John Bouvier (1787–1851), American jurist and legal lexicographer, was born in Codognan, France.
In 1802, his family, who were part of the Quakers (his mother was a member of the well-known Benezet family), emigrated to America and settled in Philadelphia. In 1808, he began a printing business, and in 1810, he wed Elizabeth Widdifield, with whom he had one daughter, Hannah Mary Bouvier. Bouvier became a citizen of the United States in 1812, and thereafter had varied experiences as proprietor of a book shop and as a country editor before he was admitted to the bar in 1818, under the tutelage of Andrew Stuart.
He attained high standing in his profession, was recorder of Philadelphia in 1836, and from 1838 until his death was an associate justice of the court of criminal sessions in that city. He was best known, however, for his able legal writings.

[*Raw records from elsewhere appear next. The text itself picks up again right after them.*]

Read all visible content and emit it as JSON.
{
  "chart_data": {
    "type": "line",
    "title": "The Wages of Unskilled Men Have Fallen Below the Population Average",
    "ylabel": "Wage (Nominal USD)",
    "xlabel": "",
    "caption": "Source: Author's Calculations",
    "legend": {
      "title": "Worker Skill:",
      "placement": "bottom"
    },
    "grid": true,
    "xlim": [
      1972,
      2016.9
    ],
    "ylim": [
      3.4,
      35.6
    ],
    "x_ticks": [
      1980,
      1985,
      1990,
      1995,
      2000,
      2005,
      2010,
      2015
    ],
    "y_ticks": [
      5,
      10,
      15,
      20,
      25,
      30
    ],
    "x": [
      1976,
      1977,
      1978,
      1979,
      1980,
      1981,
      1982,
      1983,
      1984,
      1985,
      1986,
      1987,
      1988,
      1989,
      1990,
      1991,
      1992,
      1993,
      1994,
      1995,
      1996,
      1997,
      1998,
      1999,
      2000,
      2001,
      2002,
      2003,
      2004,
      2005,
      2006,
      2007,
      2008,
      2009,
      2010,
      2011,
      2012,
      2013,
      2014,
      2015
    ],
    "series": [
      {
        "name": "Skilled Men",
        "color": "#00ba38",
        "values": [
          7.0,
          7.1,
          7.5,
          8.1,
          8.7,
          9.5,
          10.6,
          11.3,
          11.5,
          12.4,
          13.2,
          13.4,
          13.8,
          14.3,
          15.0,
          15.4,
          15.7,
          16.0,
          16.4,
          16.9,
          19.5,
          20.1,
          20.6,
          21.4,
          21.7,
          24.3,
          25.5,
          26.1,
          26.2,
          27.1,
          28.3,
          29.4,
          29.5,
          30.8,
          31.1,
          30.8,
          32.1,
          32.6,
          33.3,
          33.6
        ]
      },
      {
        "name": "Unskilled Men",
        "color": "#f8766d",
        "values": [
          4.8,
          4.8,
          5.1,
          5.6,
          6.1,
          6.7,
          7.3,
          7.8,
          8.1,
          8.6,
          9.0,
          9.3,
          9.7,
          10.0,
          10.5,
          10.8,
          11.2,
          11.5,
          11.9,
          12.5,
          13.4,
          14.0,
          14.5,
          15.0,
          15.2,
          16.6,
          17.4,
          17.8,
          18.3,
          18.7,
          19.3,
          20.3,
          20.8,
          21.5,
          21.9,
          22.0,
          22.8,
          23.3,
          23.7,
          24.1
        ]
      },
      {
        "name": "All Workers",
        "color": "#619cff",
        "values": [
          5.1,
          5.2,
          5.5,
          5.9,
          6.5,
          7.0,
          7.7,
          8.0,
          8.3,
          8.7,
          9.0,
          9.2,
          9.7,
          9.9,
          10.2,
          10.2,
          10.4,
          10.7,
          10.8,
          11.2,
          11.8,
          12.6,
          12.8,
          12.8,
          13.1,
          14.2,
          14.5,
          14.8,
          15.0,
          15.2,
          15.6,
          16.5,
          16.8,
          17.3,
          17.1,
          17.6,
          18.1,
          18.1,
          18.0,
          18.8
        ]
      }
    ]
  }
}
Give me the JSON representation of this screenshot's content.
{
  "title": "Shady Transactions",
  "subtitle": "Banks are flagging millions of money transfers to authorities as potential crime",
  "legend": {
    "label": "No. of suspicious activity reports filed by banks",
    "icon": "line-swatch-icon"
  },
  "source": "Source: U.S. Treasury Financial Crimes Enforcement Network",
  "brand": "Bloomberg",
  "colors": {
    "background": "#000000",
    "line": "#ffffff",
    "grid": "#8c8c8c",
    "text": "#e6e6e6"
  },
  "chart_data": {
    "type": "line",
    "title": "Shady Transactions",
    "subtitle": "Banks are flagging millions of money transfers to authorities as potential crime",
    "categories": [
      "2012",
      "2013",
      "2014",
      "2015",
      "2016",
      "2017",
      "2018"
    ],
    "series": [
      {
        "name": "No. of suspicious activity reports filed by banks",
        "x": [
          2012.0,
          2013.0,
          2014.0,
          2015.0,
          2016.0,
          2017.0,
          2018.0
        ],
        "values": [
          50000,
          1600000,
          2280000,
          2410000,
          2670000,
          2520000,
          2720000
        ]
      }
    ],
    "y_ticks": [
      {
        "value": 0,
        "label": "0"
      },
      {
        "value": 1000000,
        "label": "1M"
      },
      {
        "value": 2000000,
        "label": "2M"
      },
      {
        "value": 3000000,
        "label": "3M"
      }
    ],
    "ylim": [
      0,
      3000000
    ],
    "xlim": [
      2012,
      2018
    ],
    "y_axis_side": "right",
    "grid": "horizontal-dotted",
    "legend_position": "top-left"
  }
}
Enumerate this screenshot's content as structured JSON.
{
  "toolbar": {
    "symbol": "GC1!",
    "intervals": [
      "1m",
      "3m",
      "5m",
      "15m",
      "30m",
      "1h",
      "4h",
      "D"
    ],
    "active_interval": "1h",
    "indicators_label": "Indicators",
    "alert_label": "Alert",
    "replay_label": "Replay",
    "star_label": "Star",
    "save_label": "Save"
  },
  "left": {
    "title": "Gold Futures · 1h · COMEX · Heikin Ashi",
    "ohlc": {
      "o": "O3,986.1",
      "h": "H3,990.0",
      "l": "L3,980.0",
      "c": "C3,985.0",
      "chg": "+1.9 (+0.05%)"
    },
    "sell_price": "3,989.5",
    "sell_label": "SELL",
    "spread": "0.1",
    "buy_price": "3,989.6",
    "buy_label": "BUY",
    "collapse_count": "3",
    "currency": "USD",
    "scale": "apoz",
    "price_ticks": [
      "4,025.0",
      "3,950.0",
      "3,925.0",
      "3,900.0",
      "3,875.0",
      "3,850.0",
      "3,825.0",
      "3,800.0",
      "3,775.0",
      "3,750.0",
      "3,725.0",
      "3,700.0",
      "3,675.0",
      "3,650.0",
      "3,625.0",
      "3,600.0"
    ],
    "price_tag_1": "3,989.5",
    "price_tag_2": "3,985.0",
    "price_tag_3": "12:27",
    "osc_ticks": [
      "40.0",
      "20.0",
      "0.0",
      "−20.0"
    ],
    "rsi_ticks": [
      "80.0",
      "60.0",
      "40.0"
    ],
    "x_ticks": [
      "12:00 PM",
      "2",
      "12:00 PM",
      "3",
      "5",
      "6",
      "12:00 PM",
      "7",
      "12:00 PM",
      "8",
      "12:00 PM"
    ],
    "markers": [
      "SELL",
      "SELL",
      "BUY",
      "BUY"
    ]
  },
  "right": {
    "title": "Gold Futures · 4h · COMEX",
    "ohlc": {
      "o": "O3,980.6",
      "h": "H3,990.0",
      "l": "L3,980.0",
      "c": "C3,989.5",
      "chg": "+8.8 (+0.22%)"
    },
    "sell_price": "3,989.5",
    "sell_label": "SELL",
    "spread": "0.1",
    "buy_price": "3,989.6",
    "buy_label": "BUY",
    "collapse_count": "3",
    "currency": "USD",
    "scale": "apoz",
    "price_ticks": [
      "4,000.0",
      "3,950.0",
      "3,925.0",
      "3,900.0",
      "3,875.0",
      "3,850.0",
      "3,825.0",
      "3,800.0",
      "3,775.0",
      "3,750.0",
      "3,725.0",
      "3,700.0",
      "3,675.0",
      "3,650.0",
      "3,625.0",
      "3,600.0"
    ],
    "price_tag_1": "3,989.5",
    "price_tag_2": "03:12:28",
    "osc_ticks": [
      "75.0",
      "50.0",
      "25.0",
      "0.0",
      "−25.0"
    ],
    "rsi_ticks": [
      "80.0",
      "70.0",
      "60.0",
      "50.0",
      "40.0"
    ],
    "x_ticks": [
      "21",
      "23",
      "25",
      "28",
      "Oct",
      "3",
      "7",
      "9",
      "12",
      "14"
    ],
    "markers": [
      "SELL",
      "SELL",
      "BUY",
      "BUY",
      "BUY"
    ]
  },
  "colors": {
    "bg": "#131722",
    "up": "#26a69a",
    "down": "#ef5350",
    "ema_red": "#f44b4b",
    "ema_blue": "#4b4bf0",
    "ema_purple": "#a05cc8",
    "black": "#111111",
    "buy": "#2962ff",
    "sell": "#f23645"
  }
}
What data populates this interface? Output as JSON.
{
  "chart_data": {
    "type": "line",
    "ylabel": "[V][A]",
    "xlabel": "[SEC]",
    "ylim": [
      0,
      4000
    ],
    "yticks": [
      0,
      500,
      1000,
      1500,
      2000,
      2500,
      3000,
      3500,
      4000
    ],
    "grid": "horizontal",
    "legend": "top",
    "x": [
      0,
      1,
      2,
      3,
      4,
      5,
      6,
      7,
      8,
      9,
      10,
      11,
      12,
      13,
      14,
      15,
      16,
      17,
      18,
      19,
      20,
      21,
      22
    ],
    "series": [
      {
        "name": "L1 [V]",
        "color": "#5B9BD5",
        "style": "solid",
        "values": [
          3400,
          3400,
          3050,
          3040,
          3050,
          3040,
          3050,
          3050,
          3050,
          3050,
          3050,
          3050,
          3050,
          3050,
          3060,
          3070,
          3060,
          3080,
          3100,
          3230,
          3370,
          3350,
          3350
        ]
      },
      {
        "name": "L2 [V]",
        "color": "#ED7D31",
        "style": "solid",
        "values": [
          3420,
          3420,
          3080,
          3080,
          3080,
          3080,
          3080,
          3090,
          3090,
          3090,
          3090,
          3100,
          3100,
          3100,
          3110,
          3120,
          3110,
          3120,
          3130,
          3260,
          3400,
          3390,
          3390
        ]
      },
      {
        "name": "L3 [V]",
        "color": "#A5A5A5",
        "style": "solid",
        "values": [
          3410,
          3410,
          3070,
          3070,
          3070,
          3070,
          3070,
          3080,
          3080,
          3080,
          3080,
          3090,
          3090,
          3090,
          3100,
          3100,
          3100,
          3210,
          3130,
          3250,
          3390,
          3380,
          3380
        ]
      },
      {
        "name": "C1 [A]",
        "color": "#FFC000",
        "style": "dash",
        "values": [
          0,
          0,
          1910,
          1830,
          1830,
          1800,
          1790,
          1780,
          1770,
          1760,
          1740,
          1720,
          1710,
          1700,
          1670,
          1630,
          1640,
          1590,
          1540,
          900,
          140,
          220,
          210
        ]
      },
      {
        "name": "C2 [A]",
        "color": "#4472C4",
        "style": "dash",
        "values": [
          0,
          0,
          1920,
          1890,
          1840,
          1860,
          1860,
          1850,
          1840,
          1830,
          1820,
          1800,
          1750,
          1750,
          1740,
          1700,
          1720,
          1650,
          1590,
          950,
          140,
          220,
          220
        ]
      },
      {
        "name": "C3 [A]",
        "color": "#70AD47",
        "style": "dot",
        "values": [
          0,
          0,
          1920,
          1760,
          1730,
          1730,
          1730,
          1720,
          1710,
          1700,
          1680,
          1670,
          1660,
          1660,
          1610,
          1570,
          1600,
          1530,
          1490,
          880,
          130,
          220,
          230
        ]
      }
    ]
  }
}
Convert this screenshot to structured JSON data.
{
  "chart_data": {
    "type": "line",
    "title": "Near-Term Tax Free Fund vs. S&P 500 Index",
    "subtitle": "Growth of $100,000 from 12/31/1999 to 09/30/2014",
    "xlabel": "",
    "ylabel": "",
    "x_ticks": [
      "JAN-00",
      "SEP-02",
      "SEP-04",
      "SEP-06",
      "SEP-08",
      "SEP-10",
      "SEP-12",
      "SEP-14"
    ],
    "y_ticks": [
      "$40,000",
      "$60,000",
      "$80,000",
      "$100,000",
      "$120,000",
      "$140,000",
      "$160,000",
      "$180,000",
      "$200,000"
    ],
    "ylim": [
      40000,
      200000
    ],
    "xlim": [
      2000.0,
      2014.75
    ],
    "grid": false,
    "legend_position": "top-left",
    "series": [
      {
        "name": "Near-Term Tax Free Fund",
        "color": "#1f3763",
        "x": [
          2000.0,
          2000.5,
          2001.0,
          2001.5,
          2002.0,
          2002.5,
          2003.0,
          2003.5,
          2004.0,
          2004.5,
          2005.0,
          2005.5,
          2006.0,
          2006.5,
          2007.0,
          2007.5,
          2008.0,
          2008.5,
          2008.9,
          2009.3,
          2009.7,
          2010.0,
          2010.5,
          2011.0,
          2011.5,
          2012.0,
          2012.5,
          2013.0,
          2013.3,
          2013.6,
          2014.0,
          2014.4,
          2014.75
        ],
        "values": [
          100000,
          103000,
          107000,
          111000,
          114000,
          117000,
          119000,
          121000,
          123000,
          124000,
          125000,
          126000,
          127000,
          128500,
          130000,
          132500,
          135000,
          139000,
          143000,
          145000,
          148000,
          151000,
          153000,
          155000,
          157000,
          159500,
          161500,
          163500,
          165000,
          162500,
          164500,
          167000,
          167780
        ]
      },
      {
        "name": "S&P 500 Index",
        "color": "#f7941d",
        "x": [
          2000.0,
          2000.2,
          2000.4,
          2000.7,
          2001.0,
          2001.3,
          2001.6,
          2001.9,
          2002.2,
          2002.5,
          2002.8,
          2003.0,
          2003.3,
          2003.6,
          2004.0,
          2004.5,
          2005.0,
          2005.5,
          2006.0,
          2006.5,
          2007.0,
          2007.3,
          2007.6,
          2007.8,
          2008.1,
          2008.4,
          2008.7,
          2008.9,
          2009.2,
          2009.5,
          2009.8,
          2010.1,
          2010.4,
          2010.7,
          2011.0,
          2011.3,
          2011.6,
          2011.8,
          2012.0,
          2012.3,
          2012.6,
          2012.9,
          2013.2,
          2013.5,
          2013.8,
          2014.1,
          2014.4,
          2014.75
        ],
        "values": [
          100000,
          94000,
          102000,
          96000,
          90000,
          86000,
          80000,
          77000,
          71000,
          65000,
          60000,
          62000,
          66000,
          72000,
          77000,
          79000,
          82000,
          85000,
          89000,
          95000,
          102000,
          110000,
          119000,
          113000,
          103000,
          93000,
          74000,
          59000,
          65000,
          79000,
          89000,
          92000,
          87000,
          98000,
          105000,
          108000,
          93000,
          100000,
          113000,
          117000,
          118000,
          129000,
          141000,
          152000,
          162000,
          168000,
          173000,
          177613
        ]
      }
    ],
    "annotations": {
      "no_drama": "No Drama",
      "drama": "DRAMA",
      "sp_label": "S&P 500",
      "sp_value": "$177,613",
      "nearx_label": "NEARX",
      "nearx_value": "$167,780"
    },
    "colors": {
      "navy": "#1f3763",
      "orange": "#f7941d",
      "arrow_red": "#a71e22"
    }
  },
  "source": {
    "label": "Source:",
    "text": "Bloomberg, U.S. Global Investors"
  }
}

Dissatisfied with the tendency of treatises to focus on British laws no longer applicable to the United States, Bouvier set out to write his own American law dictionary. His Law Dictionary Adapted to the Constitution and Laws of the United States of America and of the Several States of the American Union (1839, revised and brought up to date by Francis Rawle, under the title of Bouvier's Law Dictionary, 2 vols, 1897) was well received, garnering praise even from Justices then sitting on the United States Supreme Court. Bouvier also published an edition of Matthew Bacon's Abridgment of the Law (10 vols, 1842-1846), and a compendium of American law entitled The Institutes of American Law (4 vols, 1851; new ed. 2 vols, 1876). New editions of his Law Dictionary were put out by Bouvier in 1843 and 1848, and by his successors in interest following his death in 1851.